# Emilio files his tax return

Posted by David Gobeil on

For 2020, Emilio is self-employed, and he expects that his business income will be \$82,000. His marginal tax rate (MTR) is 38%. The federal conversion rate for the CPP contribution tax credit was 15%. He lived in a province with a conversion rate for the CPP contribution tax credit of 9.8%.

Emilio will have to pay base CPP contributions of \$5,464.80, calculated as:

•  (((the lesser of (contributory earnings and YMPE)) - YBE) × employee and employer’s contribution rates for base CPP); or
• (((the lesser of (\$82,000 and \$58,700)) - \$3,500) × (95% + 4.95%)).

Emilio will have to pay first additional CPP contribution of \$331.20, calculated as:

•  (((the lesser of (contributory earnings and YMPE)) - YBE) × combined employee and employer’s contribution rates); or
• (((the lesser of (\$82,000 and \$58,700)) - \$3,500) × (0.3%+ 3%)).

Emilio will have to pay base and first additional CPP contributions of \$5,796.00, calculated as:

•  (base CPP contributions of \$5,464.80 + first additional CPP contribution of \$331.20).

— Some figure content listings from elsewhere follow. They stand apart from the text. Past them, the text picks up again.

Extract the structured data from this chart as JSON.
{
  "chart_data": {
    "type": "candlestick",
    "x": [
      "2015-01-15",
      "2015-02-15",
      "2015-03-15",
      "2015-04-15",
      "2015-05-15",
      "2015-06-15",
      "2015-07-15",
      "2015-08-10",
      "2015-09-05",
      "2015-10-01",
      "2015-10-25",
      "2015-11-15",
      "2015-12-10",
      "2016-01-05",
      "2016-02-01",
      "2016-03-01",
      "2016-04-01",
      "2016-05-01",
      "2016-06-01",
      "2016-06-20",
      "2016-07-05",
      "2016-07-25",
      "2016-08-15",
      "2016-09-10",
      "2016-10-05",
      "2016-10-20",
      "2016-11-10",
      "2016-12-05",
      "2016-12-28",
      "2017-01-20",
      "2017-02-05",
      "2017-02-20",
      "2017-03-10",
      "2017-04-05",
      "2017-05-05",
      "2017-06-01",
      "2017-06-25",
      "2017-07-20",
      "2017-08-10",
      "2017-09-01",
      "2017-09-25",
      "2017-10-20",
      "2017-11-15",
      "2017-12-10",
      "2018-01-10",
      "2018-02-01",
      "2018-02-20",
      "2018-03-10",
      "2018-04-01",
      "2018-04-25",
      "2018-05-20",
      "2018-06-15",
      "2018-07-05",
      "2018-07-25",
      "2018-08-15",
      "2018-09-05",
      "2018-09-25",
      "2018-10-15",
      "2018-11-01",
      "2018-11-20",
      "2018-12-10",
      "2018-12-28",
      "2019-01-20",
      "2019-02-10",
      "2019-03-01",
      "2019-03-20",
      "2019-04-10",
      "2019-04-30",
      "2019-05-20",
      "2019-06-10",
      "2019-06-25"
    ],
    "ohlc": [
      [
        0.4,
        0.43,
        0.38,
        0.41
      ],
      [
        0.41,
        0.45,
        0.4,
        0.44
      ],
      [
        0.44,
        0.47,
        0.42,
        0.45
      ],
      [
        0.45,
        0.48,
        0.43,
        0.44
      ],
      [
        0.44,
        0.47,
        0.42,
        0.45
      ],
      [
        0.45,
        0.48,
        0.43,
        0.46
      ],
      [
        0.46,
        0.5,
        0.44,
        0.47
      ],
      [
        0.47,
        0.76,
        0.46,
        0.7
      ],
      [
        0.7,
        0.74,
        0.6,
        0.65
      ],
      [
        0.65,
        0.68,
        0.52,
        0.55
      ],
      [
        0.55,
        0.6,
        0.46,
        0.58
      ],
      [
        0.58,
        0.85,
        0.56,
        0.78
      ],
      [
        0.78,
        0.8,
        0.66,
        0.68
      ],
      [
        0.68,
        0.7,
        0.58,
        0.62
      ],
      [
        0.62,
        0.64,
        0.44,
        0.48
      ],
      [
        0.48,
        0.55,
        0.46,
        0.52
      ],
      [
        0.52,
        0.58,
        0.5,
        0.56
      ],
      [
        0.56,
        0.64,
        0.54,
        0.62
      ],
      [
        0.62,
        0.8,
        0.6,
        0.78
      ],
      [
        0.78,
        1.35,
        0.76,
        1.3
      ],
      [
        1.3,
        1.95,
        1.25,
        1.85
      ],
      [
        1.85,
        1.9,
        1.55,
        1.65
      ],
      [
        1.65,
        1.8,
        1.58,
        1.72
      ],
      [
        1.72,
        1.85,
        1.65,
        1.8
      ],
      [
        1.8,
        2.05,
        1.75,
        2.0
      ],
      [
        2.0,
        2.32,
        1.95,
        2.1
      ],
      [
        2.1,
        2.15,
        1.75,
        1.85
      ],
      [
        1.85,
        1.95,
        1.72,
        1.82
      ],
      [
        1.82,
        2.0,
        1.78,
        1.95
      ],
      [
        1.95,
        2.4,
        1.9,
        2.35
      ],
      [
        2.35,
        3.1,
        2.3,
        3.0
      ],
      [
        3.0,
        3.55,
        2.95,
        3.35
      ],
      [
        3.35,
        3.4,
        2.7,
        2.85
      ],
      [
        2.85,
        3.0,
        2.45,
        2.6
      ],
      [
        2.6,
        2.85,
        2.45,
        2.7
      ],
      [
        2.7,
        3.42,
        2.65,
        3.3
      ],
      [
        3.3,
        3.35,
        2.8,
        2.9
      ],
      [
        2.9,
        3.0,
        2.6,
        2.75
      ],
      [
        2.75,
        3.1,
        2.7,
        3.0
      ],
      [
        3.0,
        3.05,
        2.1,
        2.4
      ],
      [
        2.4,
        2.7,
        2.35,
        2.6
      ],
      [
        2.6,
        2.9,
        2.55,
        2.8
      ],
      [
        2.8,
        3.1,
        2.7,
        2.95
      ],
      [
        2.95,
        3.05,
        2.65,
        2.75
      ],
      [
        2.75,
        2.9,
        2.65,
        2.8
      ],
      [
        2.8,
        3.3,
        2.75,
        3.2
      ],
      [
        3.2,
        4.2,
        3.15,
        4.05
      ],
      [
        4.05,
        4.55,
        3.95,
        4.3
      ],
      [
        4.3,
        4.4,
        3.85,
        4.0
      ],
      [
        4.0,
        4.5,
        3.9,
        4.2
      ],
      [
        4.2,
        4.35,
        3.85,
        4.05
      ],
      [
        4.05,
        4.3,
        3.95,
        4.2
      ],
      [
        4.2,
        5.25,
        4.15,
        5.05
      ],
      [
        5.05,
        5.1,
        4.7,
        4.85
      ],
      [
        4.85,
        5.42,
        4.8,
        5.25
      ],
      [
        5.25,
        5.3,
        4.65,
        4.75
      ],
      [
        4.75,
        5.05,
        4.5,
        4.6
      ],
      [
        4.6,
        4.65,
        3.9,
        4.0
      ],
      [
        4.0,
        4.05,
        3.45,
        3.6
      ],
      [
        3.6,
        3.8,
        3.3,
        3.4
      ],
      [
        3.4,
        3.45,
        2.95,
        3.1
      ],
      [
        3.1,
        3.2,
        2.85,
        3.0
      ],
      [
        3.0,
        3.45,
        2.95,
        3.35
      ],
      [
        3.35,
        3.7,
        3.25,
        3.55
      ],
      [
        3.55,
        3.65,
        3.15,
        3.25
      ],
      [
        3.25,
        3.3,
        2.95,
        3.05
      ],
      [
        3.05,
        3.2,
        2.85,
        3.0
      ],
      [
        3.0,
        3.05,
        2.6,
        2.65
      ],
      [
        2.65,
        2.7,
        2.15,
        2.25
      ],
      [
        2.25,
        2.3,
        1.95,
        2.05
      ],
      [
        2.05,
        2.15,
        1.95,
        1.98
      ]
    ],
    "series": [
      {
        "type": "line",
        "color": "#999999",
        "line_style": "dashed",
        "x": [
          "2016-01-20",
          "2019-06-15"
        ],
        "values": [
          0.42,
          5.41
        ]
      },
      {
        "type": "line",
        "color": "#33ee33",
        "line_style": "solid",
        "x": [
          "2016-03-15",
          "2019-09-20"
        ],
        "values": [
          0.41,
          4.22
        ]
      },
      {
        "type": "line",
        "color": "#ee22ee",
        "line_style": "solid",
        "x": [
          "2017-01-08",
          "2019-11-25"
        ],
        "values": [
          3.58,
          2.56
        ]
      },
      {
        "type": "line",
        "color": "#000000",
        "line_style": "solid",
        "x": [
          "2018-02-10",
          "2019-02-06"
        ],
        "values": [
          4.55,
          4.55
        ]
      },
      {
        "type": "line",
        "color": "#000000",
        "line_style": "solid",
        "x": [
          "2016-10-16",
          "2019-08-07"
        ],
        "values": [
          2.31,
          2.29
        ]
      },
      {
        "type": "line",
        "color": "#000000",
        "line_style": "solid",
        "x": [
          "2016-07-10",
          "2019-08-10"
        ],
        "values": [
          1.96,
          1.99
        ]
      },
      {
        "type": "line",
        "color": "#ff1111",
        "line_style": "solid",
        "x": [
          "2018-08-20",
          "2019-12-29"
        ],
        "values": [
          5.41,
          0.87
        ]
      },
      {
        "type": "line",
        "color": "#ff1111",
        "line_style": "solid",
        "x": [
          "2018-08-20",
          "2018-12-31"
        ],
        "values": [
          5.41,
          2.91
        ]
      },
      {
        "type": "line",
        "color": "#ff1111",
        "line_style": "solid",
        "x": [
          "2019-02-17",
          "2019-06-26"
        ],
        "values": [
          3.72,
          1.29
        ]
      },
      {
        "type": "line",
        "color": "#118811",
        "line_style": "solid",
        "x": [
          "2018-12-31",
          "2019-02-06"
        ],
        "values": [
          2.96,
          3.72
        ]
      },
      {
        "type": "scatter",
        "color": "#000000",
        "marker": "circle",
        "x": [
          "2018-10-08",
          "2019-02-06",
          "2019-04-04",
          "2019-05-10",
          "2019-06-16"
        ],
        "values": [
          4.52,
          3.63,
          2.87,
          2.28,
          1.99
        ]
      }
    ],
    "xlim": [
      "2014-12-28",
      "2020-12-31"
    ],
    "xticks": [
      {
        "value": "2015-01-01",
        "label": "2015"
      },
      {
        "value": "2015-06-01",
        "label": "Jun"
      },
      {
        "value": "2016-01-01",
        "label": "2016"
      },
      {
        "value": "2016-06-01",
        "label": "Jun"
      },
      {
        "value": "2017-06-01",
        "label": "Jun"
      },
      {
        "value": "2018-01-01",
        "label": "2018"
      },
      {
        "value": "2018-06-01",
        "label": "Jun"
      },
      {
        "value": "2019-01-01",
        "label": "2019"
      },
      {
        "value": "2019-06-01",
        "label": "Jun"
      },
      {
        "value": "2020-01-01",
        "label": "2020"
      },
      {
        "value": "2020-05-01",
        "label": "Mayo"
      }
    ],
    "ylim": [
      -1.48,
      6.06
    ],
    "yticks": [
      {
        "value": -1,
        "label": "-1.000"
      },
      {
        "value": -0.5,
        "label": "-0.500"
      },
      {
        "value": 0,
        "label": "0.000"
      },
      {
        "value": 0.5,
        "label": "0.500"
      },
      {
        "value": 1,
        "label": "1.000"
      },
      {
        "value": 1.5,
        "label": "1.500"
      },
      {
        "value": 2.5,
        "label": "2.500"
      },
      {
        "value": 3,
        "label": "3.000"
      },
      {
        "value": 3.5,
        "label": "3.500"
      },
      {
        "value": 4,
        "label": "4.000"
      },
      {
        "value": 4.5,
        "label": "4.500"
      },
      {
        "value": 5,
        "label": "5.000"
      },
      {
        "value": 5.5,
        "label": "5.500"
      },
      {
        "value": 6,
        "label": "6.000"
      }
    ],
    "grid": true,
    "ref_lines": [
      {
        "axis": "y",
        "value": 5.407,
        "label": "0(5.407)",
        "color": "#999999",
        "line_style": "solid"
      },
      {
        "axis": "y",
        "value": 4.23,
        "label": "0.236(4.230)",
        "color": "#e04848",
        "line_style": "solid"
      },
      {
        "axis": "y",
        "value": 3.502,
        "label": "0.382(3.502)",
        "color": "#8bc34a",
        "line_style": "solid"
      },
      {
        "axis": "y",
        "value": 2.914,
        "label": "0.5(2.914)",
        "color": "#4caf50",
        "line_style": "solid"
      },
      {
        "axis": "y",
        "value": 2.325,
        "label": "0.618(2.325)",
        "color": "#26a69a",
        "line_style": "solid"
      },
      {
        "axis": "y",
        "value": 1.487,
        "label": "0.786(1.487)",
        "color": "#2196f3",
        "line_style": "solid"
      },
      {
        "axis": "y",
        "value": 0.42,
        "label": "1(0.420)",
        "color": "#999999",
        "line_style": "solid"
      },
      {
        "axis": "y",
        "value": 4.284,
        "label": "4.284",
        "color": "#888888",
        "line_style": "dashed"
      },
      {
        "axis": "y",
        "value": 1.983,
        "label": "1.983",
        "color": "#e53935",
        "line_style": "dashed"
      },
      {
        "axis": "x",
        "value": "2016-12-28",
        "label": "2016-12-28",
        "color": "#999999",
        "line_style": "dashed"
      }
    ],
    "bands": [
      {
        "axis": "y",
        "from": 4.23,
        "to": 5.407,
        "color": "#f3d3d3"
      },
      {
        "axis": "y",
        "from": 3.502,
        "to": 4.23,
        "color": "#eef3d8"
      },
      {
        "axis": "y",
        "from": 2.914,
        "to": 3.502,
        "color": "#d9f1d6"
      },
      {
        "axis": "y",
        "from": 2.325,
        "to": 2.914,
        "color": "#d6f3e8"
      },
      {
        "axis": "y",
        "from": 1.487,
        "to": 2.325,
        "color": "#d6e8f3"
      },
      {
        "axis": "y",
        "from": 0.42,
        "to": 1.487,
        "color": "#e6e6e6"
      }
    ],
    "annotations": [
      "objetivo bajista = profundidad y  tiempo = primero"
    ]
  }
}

Emilio can claim a CPP contribution tax credit on the employee’s base CPP contributions of \$677.64, calculated as:

• (employee’s contribution × (federal + provincial conversion rates)); or
• ((\$5,464.80 ÷ 2) × (15% + 8%)).

Emilio can claim a personal income tax deduction for the employee’s first additional CPP contributions that results in an income tax reduction of \$62.93, calculated as:

• (employee’s contribution × MTR); or
• ((\$331.20 ÷ 2) × 38%).

Emilio will also receive a business deduction on the employer’s portion, which provides a tax reduction of \$1,101.24, calculated as:

• (employer’s contribution × MTR); or
• ((\$5,796.00 ÷ 2) × 38%).

Emilio’s total tax relief will be \$1,841.81, calculated as:

• (tax credit + personal tax reduction + business tax reduction); or
• (\$677.64 + \$62.93 + \$1,101.24).